OKLAHOMA CITY — The calls started coming into the 911 emergency dispatch center shortly after 1 a.m. April 6, as two men drove through Tulsa neighborhoods shooting pedestrians at random: people crying, questioning, worried about their own safety, giving rushed reports of fallen victims bleeding and unmoving.
Ultimately, police would arrest the men and charge them with killing three people and critically injuring two others. But the call center dispatchers at the time had no way of knowing how badly the victims were hurt or whether the shooters would end up in jail. Easter weekend began with violence and a lack of closure, Tulsa region dispatch supervisor Kimberly Faxon said.
"We get firsthand exposure when people are at their most traumatized — people screaming or gunshots in the background," she said. "But then we don't always know the rest of the story. I don't care how hardened you think you are to the job, you can't be exposed to that and not have it affect you."
Emergency dispatch managers recognize the potential harm of long-term emotional trauma and urge employees to seek counseling assistance, as has been the case with Tulsa dispatchers, Faxon said. The availability and quality of mental health care has dramatically improved in the 17 years that she's been with the call center, but it remains a challenge.

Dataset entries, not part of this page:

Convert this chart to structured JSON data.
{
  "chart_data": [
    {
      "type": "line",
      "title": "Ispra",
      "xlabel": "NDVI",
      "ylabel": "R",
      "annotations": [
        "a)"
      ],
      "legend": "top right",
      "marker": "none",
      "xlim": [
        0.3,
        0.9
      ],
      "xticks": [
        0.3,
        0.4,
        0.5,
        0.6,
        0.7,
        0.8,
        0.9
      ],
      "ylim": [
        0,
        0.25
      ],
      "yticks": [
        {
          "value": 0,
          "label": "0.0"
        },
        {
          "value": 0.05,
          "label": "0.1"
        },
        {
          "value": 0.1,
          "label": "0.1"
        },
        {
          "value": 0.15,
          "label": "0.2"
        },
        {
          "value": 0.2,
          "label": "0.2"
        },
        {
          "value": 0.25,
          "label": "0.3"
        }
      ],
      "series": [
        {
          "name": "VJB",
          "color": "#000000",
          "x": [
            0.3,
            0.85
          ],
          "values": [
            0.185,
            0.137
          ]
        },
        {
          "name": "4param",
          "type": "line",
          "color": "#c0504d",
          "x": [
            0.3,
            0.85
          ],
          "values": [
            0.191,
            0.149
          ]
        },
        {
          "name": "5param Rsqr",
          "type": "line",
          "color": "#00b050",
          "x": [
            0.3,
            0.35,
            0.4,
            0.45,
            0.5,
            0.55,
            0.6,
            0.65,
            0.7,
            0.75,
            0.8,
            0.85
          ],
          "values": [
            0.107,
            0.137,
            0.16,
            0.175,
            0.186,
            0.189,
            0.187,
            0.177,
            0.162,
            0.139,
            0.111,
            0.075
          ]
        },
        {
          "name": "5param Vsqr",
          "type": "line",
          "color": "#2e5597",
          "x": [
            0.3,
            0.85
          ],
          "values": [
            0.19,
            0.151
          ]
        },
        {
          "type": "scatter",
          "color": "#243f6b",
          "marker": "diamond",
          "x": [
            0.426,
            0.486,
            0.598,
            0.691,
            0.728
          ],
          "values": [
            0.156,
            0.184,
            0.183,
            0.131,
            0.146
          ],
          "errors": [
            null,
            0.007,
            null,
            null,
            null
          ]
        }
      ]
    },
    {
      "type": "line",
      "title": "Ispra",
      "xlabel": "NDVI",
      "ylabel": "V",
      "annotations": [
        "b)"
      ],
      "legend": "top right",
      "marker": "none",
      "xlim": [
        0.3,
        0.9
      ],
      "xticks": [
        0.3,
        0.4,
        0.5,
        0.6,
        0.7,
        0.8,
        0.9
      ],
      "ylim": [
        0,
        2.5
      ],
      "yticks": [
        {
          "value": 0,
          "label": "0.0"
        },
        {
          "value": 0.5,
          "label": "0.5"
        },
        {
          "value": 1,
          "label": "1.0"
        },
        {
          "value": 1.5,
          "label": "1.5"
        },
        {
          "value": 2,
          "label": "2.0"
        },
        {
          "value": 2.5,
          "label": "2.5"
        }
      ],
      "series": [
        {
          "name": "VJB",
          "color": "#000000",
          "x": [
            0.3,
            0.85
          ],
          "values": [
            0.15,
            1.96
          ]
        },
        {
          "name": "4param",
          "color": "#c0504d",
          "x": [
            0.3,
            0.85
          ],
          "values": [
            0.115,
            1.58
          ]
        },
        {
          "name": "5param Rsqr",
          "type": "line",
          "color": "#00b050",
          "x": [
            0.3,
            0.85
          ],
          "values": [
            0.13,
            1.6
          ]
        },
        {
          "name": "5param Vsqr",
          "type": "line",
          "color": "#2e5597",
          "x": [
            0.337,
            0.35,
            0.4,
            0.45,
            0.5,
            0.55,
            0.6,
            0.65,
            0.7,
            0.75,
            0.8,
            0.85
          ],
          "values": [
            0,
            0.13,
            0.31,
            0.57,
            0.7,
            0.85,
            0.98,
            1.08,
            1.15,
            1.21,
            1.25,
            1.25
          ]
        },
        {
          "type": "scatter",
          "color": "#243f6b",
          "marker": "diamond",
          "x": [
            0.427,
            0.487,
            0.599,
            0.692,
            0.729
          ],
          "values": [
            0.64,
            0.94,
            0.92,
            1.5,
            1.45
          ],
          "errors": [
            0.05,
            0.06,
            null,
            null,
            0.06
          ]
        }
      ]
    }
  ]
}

According to the American Psychological Association, post-traumatic stress disorder, or PTSD, is an anxiety problem that develops in some people after extremely traumatic events, such as combat, crime, an accident or natural disaster. People with PTSD may relive those events in the form of intrusive memories, flashbacks and nightmares. They may also avoid anything that reminds them of the trauma and have anxious feelings so intense that their lives are disrupted.
Call center operators handling 911 emergency calls can develop such symptoms even at a distance, according to a study by Northern Illinois University psychologist Michelle Lilly and former dispatcher Heather Pierce recently published in the Journal of Traumatic Stress. About one in 30 respondents reported symptoms severe enough to merit a PTSD diagnosis, they said, which suggests that the formal definition of traumatic event needs to be expanded by professionals in the field.
Regardless of whether the experience is identified as PTSD, Greg Giltner said he has seen enough examples of emotional distress to know that dispatchers need more support. Giltner, a sergeant and chaplain with the Oklahoma City Police Department, helps manage the central region 911 call center.
In both Oklahoma City and Tulsa, distressed dispatchers can immediately reach out to co-workers trained in peer support. The centers also have chaplains and psychiatrists on staff, backed up by an employee assistance program.
Giltner agreed with Faxon that employees are reluctant to seek out assistance because they see it as a weakness or social stigma. Even when such services are offered and people are prodded in that direction, some still balk. Giltner said the police department has gotten wiser over the years about how to deal with the challenge.
"You can lead a horse to water, but you can't make it drink," he said. "Forcing employees didn't work. So what we've done is changed our training and addressed our hiring practices: When new dispatchers and police officers are hired, they're told upfront that when they're involved in a critical incident, a chaplain or peer-support volunteer will come assist you in some way."
Managers choose their words carefully, he said people dig in their heels at mandatory counseling while required debriefings are more easily accepted. Over time, with each new hire, the culture will change and people will come to accept the need for emotional support, he said.
Psychologist Mary Mihelich Ventonis said counseling is akin to brushing teeth twice a day to maintain good oral hygiene.
"It's prophylactic maintenance," she said.
Therapists need professional support as well for much the same reason, she said.
In her private practice in Tulsa, Ventonis specializes in PTSD. She has worked around the world with U.S. military families. Several commanders require that their soldiers visit therapists to help them process their experiences before redeployment, she said. Emergency dispatchers would benefit from similar programs.
"Otherwise you stand the risk of it becoming a lifelong emotional injury," Ventonis said.
Ventonis said it's important to recognize that some people are better suited for dealing with trauma, so assumptions and comparisons with other employees should be avoided. On the whole, however, it's better to be proactive and provide more assistance than not enough.
Faxon said that the days of silently toughing out emotional distress alone have passed and the workplace is better for it. She agreed that more work is necessary.
"At some level, even though they seem to handle it pretty well, I think they still are affected," she said. "I'm speaking from personal experience: When I was a very new dispatcher, we had a flood in Tulsa and I had a lady who drowned waiting for help. It affected me, and still to this day I think of that. I'll always carry regret that I wasn't able to get help to that woman in time. It stays with you."
For the Tulsa dispatchers who worked the Easter weekend shootings, the situation is a little different, Faxon said.
"There were numerous calls that were coming in at the time, which means a lot of our dispatchers were involved with the same event. And I think in the end that's made a difference because they can talk about it with each other," she said. "It helps to have someone you can talk to."